Środa...ja nie moge,ale to szybko leci.......
Komentarze: 0
Środa (3.07)
Basen!!! ( ale nie taki zwykly basen,tylko powiedzmy kąpielisko,na którym jest okolo 10 basenów,zarówno plywackich jak i też termalnych).Dziś kolo nas rozbili się fajni chlopcy(niestety z mamą) nazwaliśmy ich-sąsiedzi:) Byli to braca (mi mlodszy nawet przypadl do gustu za to starszy wogóle) cdn...
Spotkalam też chopaka z irokezem - z koleżanką nawet próbowayśmy jakoś nawiązać kontakt:) Wkońcu obie doszyśmy do wniosku,że jest slodziutki i bardzo pociągający ahhh;)

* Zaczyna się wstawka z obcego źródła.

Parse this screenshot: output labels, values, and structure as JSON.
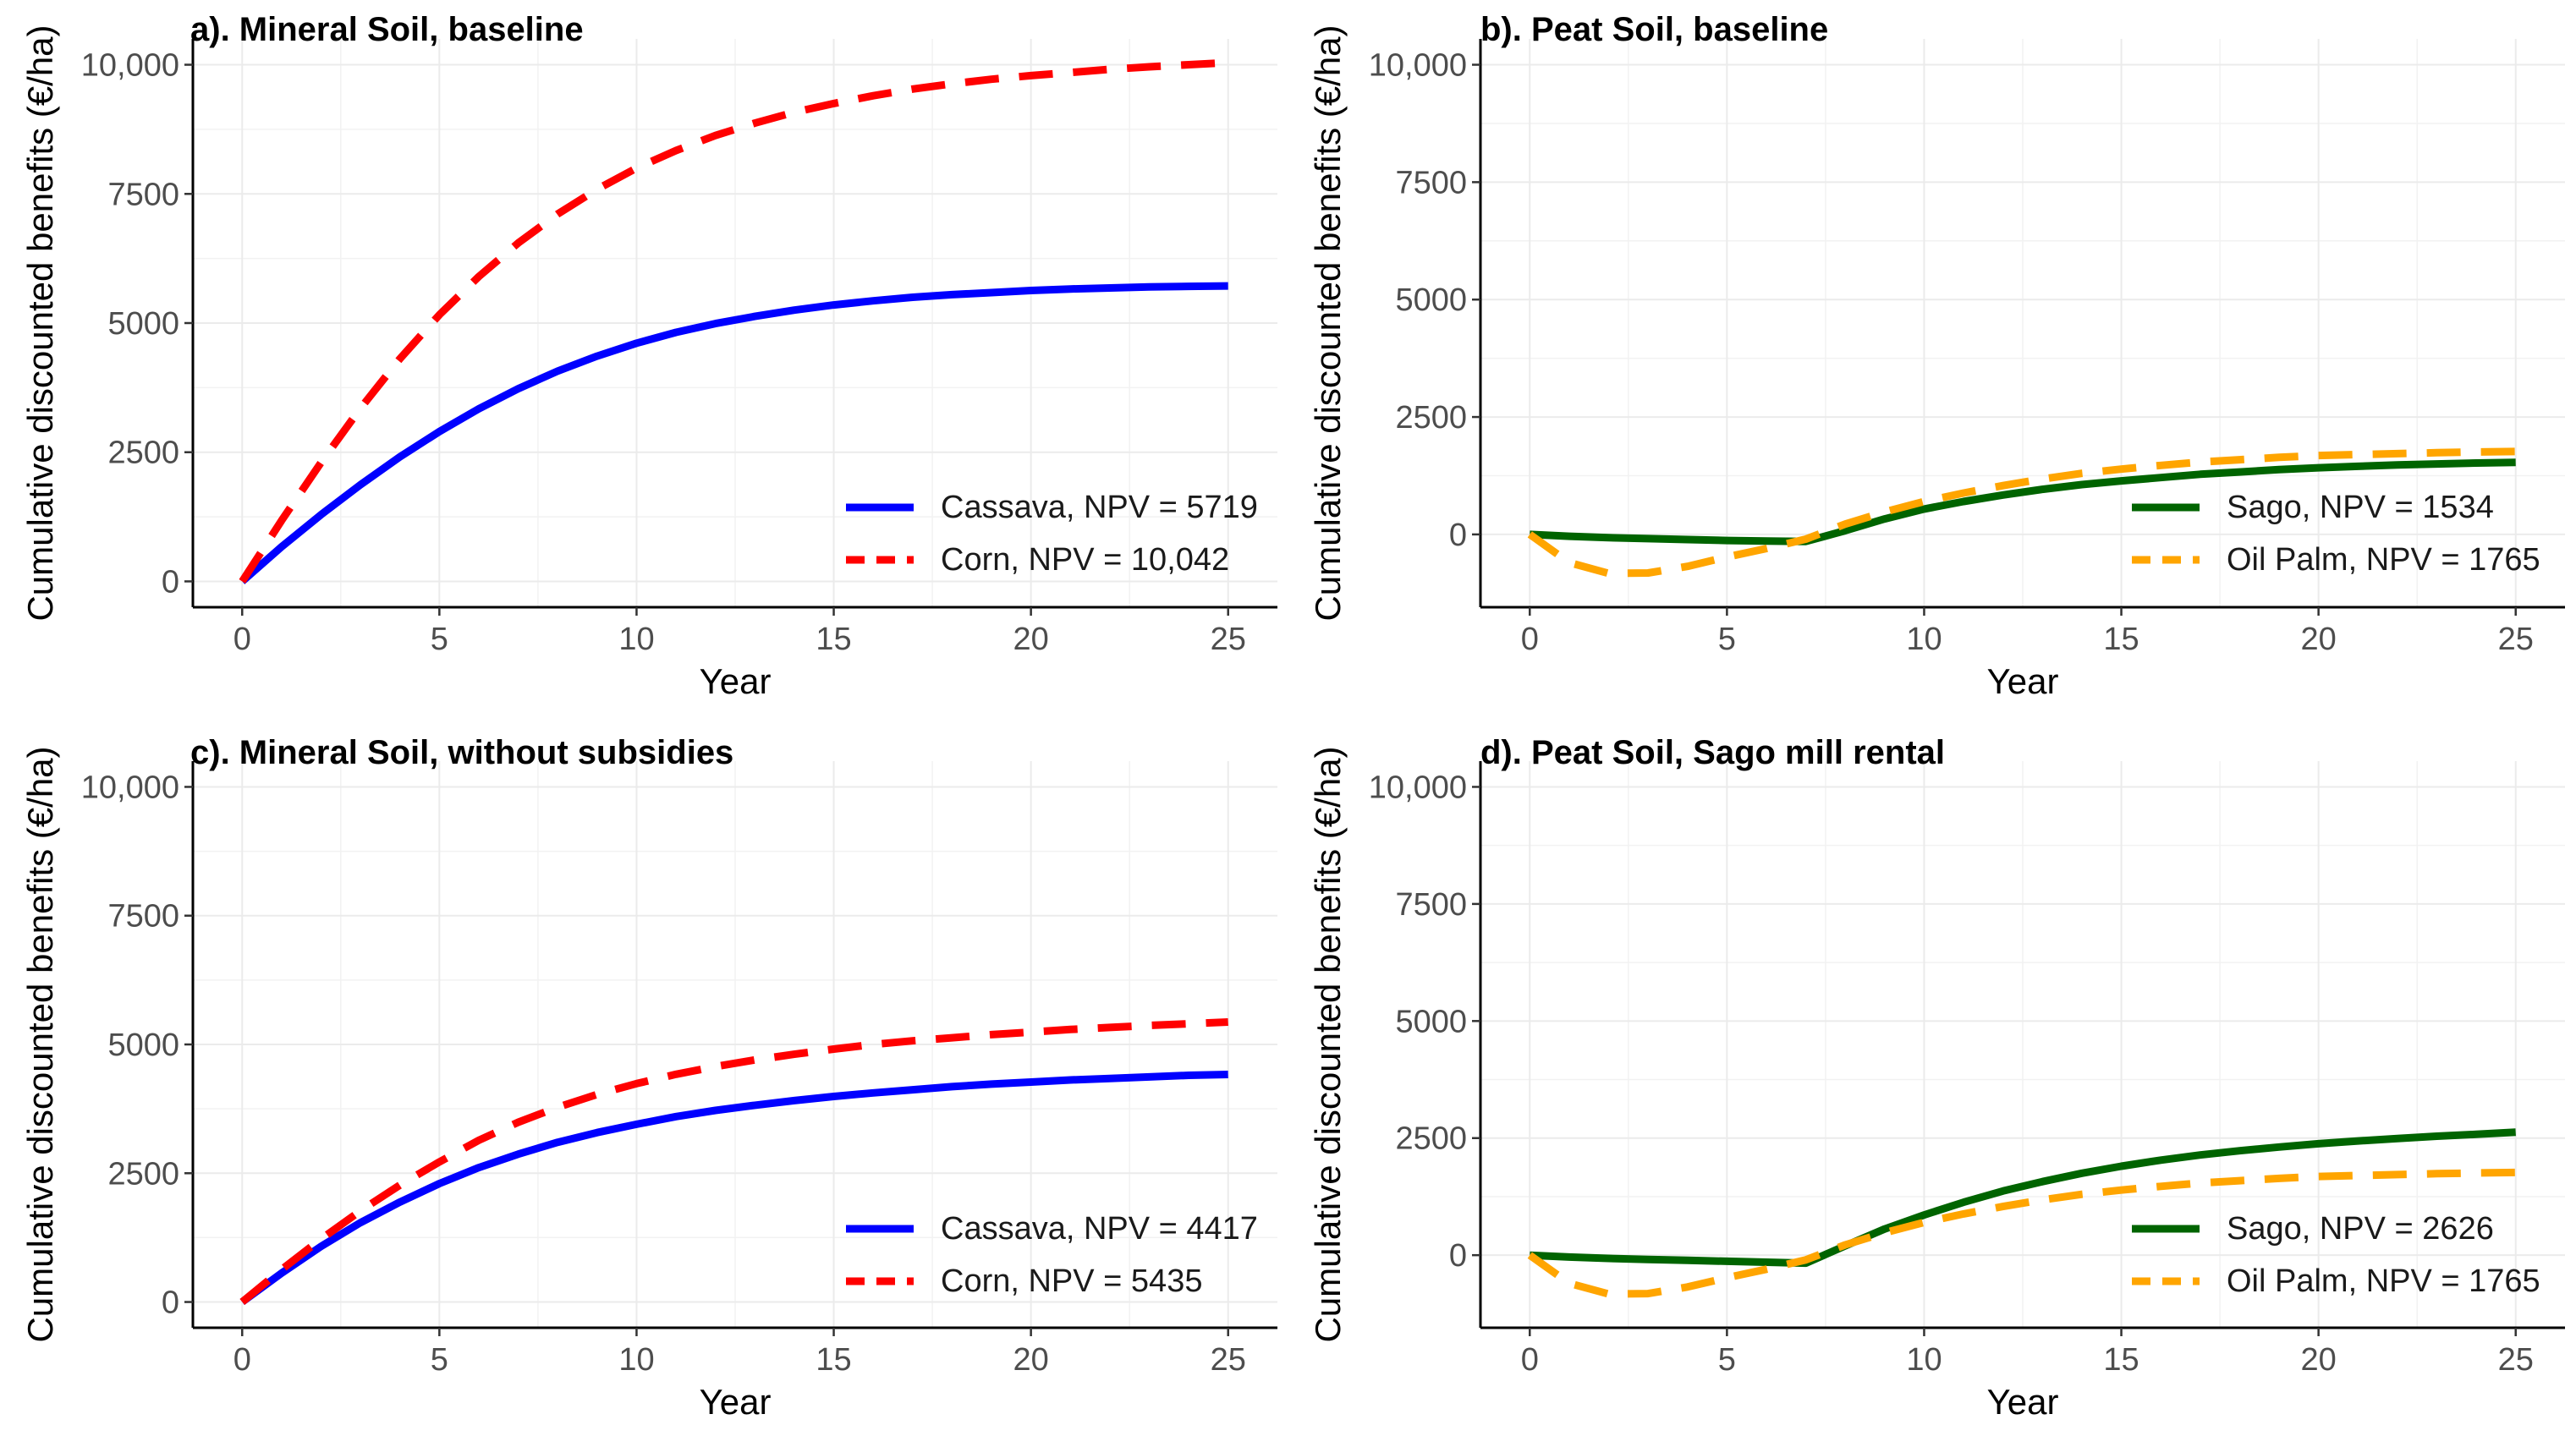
{
  "figure": {
    "y_axis_label": "Cumulative discounted benefits (€/ha)",
    "x_axis_label": "Year",
    "x_ticks": [
      "0",
      "5",
      "10",
      "15",
      "20",
      "25"
    ],
    "y_ticks": [
      "0",
      "2500",
      "5000",
      "7500",
      "10,000"
    ]
  },
  "chart_data": [
    {
      "type": "line",
      "title": "a). Mineral Soil, baseline",
      "xlabel": "Year",
      "ylabel": "Cumulative discounted benefits (€/ha)",
      "xlim": [
        0,
        25
      ],
      "ylim": [
        0,
        10000
      ],
      "x": [
        0,
        1,
        2,
        3,
        4,
        5,
        6,
        7,
        8,
        9,
        10,
        11,
        12,
        13,
        14,
        15,
        16,
        17,
        18,
        19,
        20,
        21,
        22,
        23,
        24,
        25
      ],
      "series": [
        {
          "name": "Cassava",
          "legend": "Cassava, NPV =  5719",
          "color": "#0000ff",
          "dash": "solid",
          "values": [
            0,
            670,
            1290,
            1870,
            2410,
            2900,
            3340,
            3730,
            4070,
            4360,
            4610,
            4820,
            4990,
            5130,
            5250,
            5350,
            5430,
            5500,
            5550,
            5590,
            5630,
            5660,
            5680,
            5700,
            5710,
            5719
          ]
        },
        {
          "name": "Corn",
          "legend": "Corn, NPV = 10,042",
          "color": "#ff0000",
          "dash": "dashed",
          "values": [
            0,
            1180,
            2300,
            3350,
            4310,
            5160,
            5900,
            6550,
            7110,
            7590,
            8000,
            8340,
            8630,
            8870,
            9080,
            9250,
            9400,
            9530,
            9630,
            9720,
            9790,
            9850,
            9910,
            9960,
            10000,
            10042
          ]
        }
      ]
    },
    {
      "type": "line",
      "title": "b). Peat Soil, baseline",
      "xlabel": "Year",
      "ylabel": "Cumulative discounted benefits (€/ha)",
      "xlim": [
        0,
        25
      ],
      "ylim": [
        -1000,
        10000
      ],
      "x": [
        0,
        1,
        2,
        3,
        4,
        5,
        6,
        7,
        8,
        9,
        10,
        11,
        12,
        13,
        14,
        15,
        16,
        17,
        18,
        19,
        20,
        21,
        22,
        23,
        24,
        25
      ],
      "series": [
        {
          "name": "Sago",
          "legend": "Sago, NPV =  1534",
          "color": "#006400",
          "dash": "solid",
          "values": [
            0,
            -40,
            -70,
            -90,
            -110,
            -130,
            -140,
            -150,
            80,
            330,
            540,
            700,
            840,
            960,
            1060,
            1140,
            1210,
            1280,
            1330,
            1380,
            1420,
            1450,
            1480,
            1500,
            1520,
            1534
          ]
        },
        {
          "name": "Oil Palm",
          "legend": "Oil Palm, NPV =  1765",
          "color": "#ffa500",
          "dash": "dashed",
          "values": [
            0,
            -600,
            -830,
            -820,
            -680,
            -480,
            -300,
            -100,
            220,
            480,
            700,
            880,
            1040,
            1180,
            1300,
            1390,
            1470,
            1540,
            1590,
            1640,
            1680,
            1700,
            1720,
            1740,
            1755,
            1765
          ]
        }
      ]
    },
    {
      "type": "line",
      "title": "c). Mineral Soil, without subsidies",
      "xlabel": "Year",
      "ylabel": "Cumulative discounted benefits (€/ha)",
      "xlim": [
        0,
        25
      ],
      "ylim": [
        0,
        10000
      ],
      "x": [
        0,
        1,
        2,
        3,
        4,
        5,
        6,
        7,
        8,
        9,
        10,
        11,
        12,
        13,
        14,
        15,
        16,
        17,
        18,
        19,
        20,
        21,
        22,
        23,
        24,
        25
      ],
      "series": [
        {
          "name": "Cassava",
          "legend": "Cassava, NPV =  4417",
          "color": "#0000ff",
          "dash": "solid",
          "values": [
            0,
            560,
            1080,
            1540,
            1940,
            2300,
            2610,
            2870,
            3100,
            3290,
            3450,
            3600,
            3720,
            3820,
            3910,
            3990,
            4060,
            4120,
            4180,
            4230,
            4270,
            4310,
            4340,
            4370,
            4400,
            4417
          ]
        },
        {
          "name": "Corn",
          "legend": "Corn, NPV =  5435",
          "color": "#ff0000",
          "dash": "dashed",
          "values": [
            0,
            630,
            1220,
            1770,
            2270,
            2720,
            3140,
            3490,
            3780,
            4030,
            4240,
            4420,
            4570,
            4700,
            4810,
            4910,
            5000,
            5070,
            5130,
            5190,
            5240,
            5290,
            5330,
            5370,
            5400,
            5435
          ]
        }
      ]
    },
    {
      "type": "line",
      "title": "d). Peat Soil, Sago mill rental",
      "xlabel": "Year",
      "ylabel": "Cumulative discounted benefits (€/ha)",
      "xlim": [
        0,
        25
      ],
      "ylim": [
        -1000,
        10000
      ],
      "x": [
        0,
        1,
        2,
        3,
        4,
        5,
        6,
        7,
        8,
        9,
        10,
        11,
        12,
        13,
        14,
        15,
        16,
        17,
        18,
        19,
        20,
        21,
        22,
        23,
        24,
        25
      ],
      "series": [
        {
          "name": "Sago",
          "legend": "Sago, NPV =  2626",
          "color": "#006400",
          "dash": "solid",
          "values": [
            0,
            -40,
            -70,
            -90,
            -110,
            -130,
            -150,
            -170,
            200,
            560,
            860,
            1130,
            1370,
            1570,
            1750,
            1900,
            2030,
            2140,
            2230,
            2310,
            2380,
            2440,
            2490,
            2540,
            2580,
            2626
          ]
        },
        {
          "name": "Oil Palm",
          "legend": "Oil Palm, NPV =  1765",
          "color": "#ffa500",
          "dash": "dashed",
          "values": [
            0,
            -600,
            -830,
            -820,
            -680,
            -480,
            -300,
            -100,
            220,
            480,
            700,
            880,
            1040,
            1180,
            1300,
            1390,
            1470,
            1540,
            1590,
            1640,
            1680,
            1700,
            1720,
            1740,
            1755,
            1765
          ]
        }
      ]
    }
  ]
}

Natomiast Chlopak z koralikami zacząl mnie prześladować (co mi się spodobalo przecież byl niczym sobie:) (pojawial się tam gdzie ja,gdziebym nie spojrzala tam go widzialam:) Nawet jak sobie leżalam na ręczniku to go mialam w zasięgu oka ( to się nazywa przeznaczenie albo się myle:)
Mojej koleżance z autokaru (Asi-tej,która w Budapeszcie nie nadążala za mną)sposobal się chlopak z lańcuszkiem (tak w nawiasie fajny byl:)) ojoj Ci chlopcy !!!!!